Tuesday, January 02, 2007

it's all part of my rock'n'roll fantasy

Please accept my humble apologies that I have not been posting songs regularly over the past few weeks. Between laptop meltdowns, illness-related meltdowns, and spotty internet connectivity, it simply was not in the cards. And even though I feel like I should have some profound song to start off the new year, because it is a new year, after all, I am afraid that I am posting the exact opposite of that.

Well, perhaps I should not say that. I do not know. Amadou & Mariam's Senegal Fast Food may well be very deep. Of course, I wouldn't know, because I fail to comprehend a word of it. This is usually the reason that world music falls out of favor with me. I can handle a lot of Spanish music because I can make out phrases here and there, and somehow that serves to connect me to a song. And I can handle some Portuguese music, because I pick up a word or two here and there, plus, when a Gilberto is involved, it's like listening to the sound of a yard of silk falling over a table. But for the most part, I stay away from world music because I have trouble staying with a song if I cannot understand the lyrics.

But then something like Senegal Fast Food comes along and it turns out that I am full of crap. As usual. Really, by now, this should come as no surprise. But that's the thing about music like this. It has to be immediate. It has to immediately draw you in, and mesmerize you.

A Moroccan acquaintance of mine was playing the album in the background during a raucous dinner, and I did not hear it well, but she mentioned the band several times as we were finishing a bottle of wine. That's usually telling. I know how I get when I hear something like that- I am nudging everyone into listening to it. "Have you heard of them?" I'll ask, but I'm not really asking- I'm saying, "Dude, you need to listen to this." Only, I am not quite confident enough in my musical taste to say that, so I'll just push a song or artist (cough, Regina Spektor, cough), until people roll their eyes at me.

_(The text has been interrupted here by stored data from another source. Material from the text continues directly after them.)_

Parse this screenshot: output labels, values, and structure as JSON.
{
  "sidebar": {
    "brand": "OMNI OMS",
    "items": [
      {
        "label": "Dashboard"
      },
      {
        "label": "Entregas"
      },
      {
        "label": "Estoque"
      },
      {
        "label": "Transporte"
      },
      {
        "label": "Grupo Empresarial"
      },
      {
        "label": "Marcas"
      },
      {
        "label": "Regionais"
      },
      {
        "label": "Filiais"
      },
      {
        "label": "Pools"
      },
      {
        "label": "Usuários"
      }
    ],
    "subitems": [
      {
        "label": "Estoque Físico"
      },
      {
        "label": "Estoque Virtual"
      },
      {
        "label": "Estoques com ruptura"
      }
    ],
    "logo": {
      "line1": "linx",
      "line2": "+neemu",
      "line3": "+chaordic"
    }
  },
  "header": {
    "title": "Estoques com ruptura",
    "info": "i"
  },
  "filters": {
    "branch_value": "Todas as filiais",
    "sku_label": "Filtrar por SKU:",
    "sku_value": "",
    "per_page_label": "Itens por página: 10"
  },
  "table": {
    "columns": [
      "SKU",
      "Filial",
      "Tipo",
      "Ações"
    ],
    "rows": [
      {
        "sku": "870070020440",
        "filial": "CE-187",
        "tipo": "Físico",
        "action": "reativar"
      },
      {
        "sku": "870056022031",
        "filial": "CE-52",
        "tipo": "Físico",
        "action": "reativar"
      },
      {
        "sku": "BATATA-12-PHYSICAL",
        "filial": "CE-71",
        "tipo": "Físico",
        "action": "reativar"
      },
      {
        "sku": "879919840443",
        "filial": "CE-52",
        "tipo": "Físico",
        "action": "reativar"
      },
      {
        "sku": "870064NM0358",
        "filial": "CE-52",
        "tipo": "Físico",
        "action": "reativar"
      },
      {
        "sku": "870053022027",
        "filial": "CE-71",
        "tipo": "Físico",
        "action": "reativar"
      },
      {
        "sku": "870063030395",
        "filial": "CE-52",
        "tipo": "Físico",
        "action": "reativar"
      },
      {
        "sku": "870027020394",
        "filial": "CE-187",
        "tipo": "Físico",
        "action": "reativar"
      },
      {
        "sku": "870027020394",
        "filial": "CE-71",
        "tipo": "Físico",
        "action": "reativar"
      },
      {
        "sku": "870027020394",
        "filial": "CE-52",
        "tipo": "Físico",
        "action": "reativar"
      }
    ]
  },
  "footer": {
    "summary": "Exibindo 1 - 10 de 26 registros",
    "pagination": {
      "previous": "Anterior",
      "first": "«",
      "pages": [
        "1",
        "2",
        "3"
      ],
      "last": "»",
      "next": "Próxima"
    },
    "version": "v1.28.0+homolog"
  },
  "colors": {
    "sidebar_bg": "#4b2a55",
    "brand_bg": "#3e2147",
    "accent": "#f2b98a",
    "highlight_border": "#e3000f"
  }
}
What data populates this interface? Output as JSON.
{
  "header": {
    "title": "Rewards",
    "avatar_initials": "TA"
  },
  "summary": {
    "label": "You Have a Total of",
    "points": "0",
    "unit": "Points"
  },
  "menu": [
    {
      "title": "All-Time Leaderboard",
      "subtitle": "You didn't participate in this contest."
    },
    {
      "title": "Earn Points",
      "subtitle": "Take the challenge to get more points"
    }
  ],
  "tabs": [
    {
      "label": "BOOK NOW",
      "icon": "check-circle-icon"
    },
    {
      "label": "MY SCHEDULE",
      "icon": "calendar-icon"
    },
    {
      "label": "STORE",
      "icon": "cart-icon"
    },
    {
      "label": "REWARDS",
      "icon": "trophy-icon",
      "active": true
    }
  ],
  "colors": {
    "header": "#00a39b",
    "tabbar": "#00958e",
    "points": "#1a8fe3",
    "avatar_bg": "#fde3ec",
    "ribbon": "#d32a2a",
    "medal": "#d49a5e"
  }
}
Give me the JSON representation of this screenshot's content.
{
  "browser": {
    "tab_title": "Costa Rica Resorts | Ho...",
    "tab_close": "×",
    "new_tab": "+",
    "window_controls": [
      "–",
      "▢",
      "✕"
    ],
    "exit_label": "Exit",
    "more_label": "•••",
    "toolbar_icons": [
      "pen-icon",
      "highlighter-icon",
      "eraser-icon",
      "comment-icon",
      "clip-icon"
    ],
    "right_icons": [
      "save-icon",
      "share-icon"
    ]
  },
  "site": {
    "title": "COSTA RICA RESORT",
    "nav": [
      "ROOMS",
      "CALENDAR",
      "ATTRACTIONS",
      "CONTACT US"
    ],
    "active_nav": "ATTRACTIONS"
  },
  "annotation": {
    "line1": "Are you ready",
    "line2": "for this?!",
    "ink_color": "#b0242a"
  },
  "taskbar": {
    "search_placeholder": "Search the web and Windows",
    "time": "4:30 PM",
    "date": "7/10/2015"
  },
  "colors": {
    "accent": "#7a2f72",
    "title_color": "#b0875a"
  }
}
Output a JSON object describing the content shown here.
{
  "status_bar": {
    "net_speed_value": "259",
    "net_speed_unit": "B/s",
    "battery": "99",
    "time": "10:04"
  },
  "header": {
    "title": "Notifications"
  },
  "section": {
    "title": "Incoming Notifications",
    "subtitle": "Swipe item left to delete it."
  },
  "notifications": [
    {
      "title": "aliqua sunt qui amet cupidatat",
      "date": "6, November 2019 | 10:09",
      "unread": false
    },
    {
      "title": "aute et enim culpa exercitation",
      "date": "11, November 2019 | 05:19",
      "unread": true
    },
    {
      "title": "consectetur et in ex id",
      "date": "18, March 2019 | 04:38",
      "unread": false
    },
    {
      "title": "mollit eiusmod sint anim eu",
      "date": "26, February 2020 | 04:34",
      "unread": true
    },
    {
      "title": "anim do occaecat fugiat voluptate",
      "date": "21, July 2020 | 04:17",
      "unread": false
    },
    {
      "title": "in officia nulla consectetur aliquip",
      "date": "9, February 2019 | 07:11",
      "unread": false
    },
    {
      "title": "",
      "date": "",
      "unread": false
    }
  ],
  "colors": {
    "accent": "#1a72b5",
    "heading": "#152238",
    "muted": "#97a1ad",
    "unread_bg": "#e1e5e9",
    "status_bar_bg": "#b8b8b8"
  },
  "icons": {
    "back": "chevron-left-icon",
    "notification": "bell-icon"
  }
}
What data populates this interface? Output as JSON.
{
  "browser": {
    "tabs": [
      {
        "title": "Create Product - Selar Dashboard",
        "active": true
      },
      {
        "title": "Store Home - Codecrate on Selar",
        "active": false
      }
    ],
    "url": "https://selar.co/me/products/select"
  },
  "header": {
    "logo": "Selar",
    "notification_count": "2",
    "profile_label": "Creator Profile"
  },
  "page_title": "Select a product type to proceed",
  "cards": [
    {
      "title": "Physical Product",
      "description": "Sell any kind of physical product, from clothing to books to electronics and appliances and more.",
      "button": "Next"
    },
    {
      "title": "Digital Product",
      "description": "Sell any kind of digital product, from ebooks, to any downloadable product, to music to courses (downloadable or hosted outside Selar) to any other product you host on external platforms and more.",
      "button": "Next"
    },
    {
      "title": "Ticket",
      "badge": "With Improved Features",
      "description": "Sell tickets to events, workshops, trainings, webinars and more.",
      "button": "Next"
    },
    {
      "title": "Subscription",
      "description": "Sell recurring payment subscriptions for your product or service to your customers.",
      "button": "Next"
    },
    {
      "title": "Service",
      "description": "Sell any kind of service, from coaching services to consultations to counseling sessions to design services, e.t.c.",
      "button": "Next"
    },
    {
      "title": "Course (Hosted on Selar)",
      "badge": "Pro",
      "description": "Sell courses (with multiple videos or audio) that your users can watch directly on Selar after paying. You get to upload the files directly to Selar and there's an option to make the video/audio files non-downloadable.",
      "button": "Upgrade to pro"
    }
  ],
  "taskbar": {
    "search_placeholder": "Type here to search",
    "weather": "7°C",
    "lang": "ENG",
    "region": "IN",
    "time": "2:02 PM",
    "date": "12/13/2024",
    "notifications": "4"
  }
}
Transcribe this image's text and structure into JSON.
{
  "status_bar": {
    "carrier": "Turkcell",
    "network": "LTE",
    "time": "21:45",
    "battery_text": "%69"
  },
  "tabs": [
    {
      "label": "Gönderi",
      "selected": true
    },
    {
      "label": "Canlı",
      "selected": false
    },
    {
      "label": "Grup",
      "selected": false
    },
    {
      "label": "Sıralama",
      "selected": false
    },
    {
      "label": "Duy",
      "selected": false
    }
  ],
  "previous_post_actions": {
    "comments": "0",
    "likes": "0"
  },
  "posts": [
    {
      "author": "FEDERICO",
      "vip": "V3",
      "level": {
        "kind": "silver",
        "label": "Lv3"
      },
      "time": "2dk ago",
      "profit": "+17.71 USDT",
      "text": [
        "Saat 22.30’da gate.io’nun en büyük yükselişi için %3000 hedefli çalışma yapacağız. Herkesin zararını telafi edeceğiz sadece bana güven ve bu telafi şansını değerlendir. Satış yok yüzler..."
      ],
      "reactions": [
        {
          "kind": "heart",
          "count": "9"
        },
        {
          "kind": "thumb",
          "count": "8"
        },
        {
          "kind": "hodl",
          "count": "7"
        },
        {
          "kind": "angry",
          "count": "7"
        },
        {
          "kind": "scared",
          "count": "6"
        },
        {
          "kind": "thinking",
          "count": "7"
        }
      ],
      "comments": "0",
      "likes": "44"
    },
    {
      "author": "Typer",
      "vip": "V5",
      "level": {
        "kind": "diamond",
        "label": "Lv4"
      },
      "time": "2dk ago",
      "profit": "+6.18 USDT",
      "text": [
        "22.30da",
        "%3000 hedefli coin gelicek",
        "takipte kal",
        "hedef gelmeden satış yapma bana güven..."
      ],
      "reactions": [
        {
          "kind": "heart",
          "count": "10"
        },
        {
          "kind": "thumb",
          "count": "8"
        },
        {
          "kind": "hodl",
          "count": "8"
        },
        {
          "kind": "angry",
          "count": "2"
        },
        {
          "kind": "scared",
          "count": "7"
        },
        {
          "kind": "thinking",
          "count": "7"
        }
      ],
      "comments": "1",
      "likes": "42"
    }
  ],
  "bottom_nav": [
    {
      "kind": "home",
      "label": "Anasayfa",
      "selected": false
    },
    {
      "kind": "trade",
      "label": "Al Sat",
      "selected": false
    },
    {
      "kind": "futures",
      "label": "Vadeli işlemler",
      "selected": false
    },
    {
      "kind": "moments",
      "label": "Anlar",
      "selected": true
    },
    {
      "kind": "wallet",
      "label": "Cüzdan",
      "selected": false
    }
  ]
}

All of that said, let me stop to say something completely inappropriate. I sort of amuse myself with my freedom fries behavior when it comes to the French. The French scare me. Once, I went to Montreal, and I spent the whole time feeling inferior because I could not muster a word of the language, and every cashier seemed thoroughly annoyed with me for it. When people pronounce words correctly at a French restaurant, my stomach turns and I feel they're being pretentious (even though they're not, given that they're simply pronouncing the words correctly, most of the time). Hemingway mentioned something about the French once, about how he liked them, because you simply had to have a good deal of money to have them treat you well. And that made me sour towards the French even more.

But I think I need to get over the Francophobia, people. In the spirit of a new year, I need to wash myself of this insecurity regarding the French. Sure, they are cooler, and thinner, and far more refined than me. Sure, they smoke a lot and pronounce words that my mouth seems incapable of pronouncing. But, really, is that any reason to avoid them? They don't mean to seem so pretentious, do they?

I have to get over it, most of all, because there's some good music out there that has quite a bit of French in it. And Amadou & Mariam are a stellar example. Granted, their album is not strictly French, it's West African. It's really quite world. As proof, Manu Chao is heavily involved. But, this song reminded me, in a strange way of MC Solaar's La belle et le bad boy, in that just a few opening bars into the song, I was engaged. Senegal Fast Food seems like it should be on the soundtrack of some ultra-cool movie. It's weird when a song is a music video waiting to happen- but that usually indicates a richness. And there's a whole lot of finery in this song.

*


Anyway. Let me tell you something else. This is the first time I have said something so utterly brash and optimistic, but this is going to be one tremendous, stupendous, spectacular year. Oh, I am quite certain there will be moments of falling flat on my face, and moments of fuming rage, and moments of wtf, why is this happening to me, but something happened in 2006, something that prevents me from ever sinking below a certain depth again. That sort of buoy.

My Eeyore-ian ways would normally cause me to remark, it can only get worse after this. But no, b*tches, no. The rock can never roll all the way to the bottom of the hill again. I still cannot believe how much has happened, and how much lies ahead. If I go really far back in my history, as I did over the past week, it becomes overwhelming and heartstopping. Yes, there is more to want and a long, long way still to go, but I actually don't think I know how to be really sad or brooding right now. I think I even might have tried on New Year's Eve, to be introspective and all if only about some bullsh*t, but it totally did not take. And my, oh my, that's a new one for me.